What at first glance looks like a technical news item touches in truth one of the oldest philosophical questions: how do outer world and inner world relate to each other? And what does it mean when the boundary between them is no longer considered non-negotiable?
#The Human Being Is a Dual Creature
Every person knows from daily experience that the outside and the inside are not identical. What you feel and think is not the same as what happens externally. This is an almost banal basic experience and at the same time one whose philosophical depth is scarcely plumbed. The human being is a dual creature. They exist simultaneously in an outer and an inner reality, and this duality is not a defect to be overcome but an ontological fundamental fact.

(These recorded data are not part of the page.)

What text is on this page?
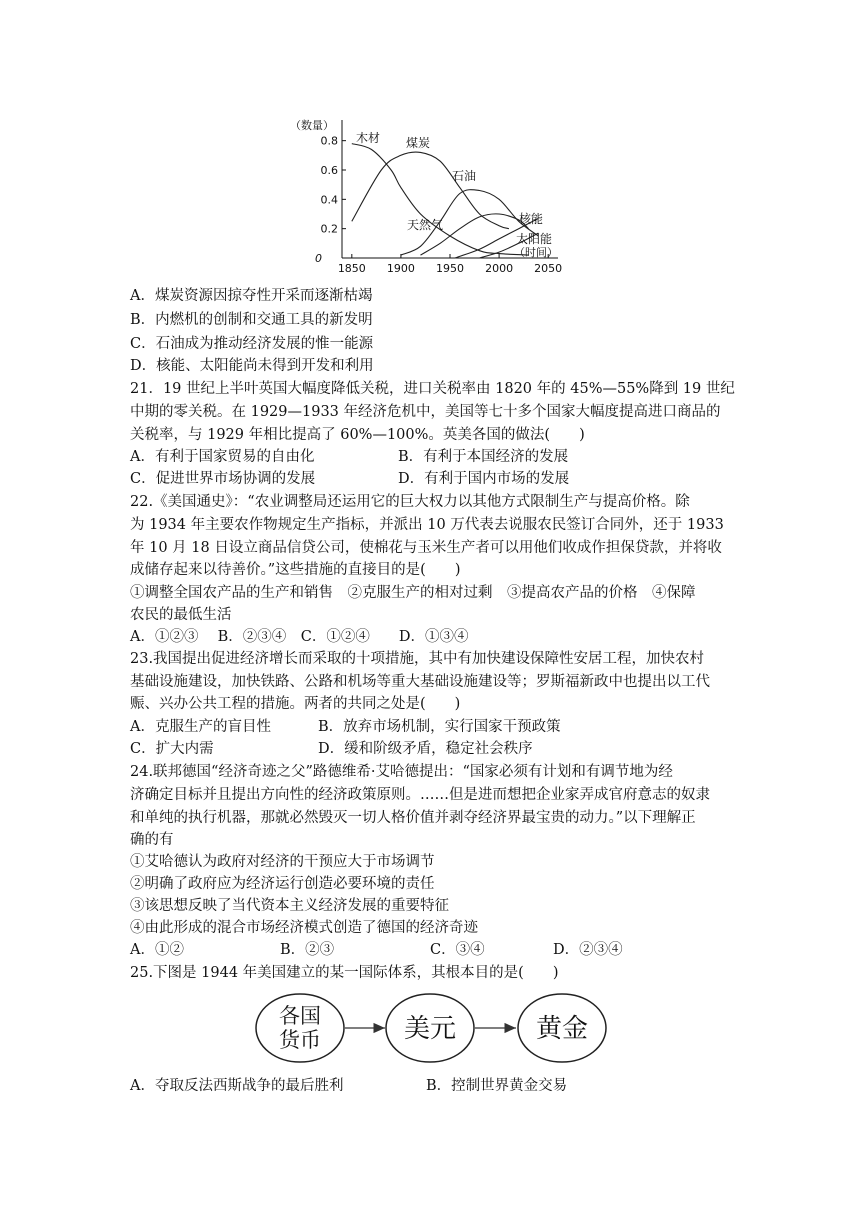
0
0.2
0.4
0.6
0.8
1850 1900 1950 2000 2050
（数量）
（时间）
木材 煤炭
石油
天然气	核能
太阳能
A．煤炭资源因掠夺性开采而逐渐枯竭
B．内燃机的创制和交通工具的新发明
C．石油成为推动经济发展的惟一能源
D．核能、太阳能尚未得到开发和利用
21．19 世纪上半叶英国大幅度降低关税，进口关税率由 1820 年的 45%—55%降到 19 世纪
中期的零关税。在 1929—1933 年经济危机中，美国等七十多个国家大幅度提高进口商品的
关税率，与 1929 年相比提高了 60%—100%。英美各国的做法(　　)
A．有利于国家贸易的自由化	B．有利于本国经济的发展
C．促进世界市场协调的发展	D．有利于国内市场的发展
22.《美国通史》：“农业调整局还运用它的巨大权力以其他方式限制生产与提高价格。除
为 1934 年主要农作物规定生产指标，并派出 10 万代表去说服农民签订合同外，还于 1933
年 10 月 18 日设立商品信贷公司，使棉花与玉米生产者可以用他们收成作担保贷款，并将收
成储存起来以待善价。”这些措施的直接目的是(　　)
①调整全国农产品的生产和销售　②克服生产的相对过剩　③提高农产品的价格　④保障
农民的最低生活
A．①②③　 B．②③④　C．①②④　　D．①③④
23.我国提出促进经济增长而采取的十项措施，其中有加快建设保障性安居工程，加快农村
基础设施建设，加快铁路、公路和机场等重大基础设施建设等；罗斯福新政中也提出以工代
赈、兴办公共工程的措施。两者的共同之处是(　　)
A．克服生产的盲目性	B．放弃市场机制，实行国家干预政策
C．扩大内需	D．缓和阶级矛盾，稳定社会秩序
24.联邦德国“经济奇迹之父”路德维希·艾哈德提出：“国家必须有计划和有调节地为经
济确定目标并且提出方向性的经济政策原则。……但是进而想把企业家弄成官府意志的奴隶
和单纯的执行机器，那就必然毁灭一切人格价值并剥夺经济界最宝贵的动力。”以下理解正
确的有
①艾哈德认为政府对经济的干预应大于市场调节
②明确了政府应为经济运行创造必要环境的责任
③该思想反映了当代资本主义经济发展的重要特征
④由此形成的混合市场经济模式创造了德国的经济奇迹
A．①②	B．②③	C．③④	D．②③④
25.下图是 1944 年美国建立的某一国际体系，其根本目的是(　　)
各国
货币	美元	黄金
A．夺取反法西斯战争的最后胜利	B．控制世界黄金交易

Jakob Boehme, the Silesian mystic of the seventeenth century, thought this dual nature in all its radicality (Boehme, 1622, De Signatura Rerum). For him the human being was not merely a body that happens also to have thoughts, but a being rooted simultaneously in two orders — one visible, one invisible. Natural philosophy has preserved and developed this insight: the human being is an inner-world being and thus a consciousness-being. In the inner world — the individual or the cultural, social sphere — the human being is themselves. Here is their house, their oikos.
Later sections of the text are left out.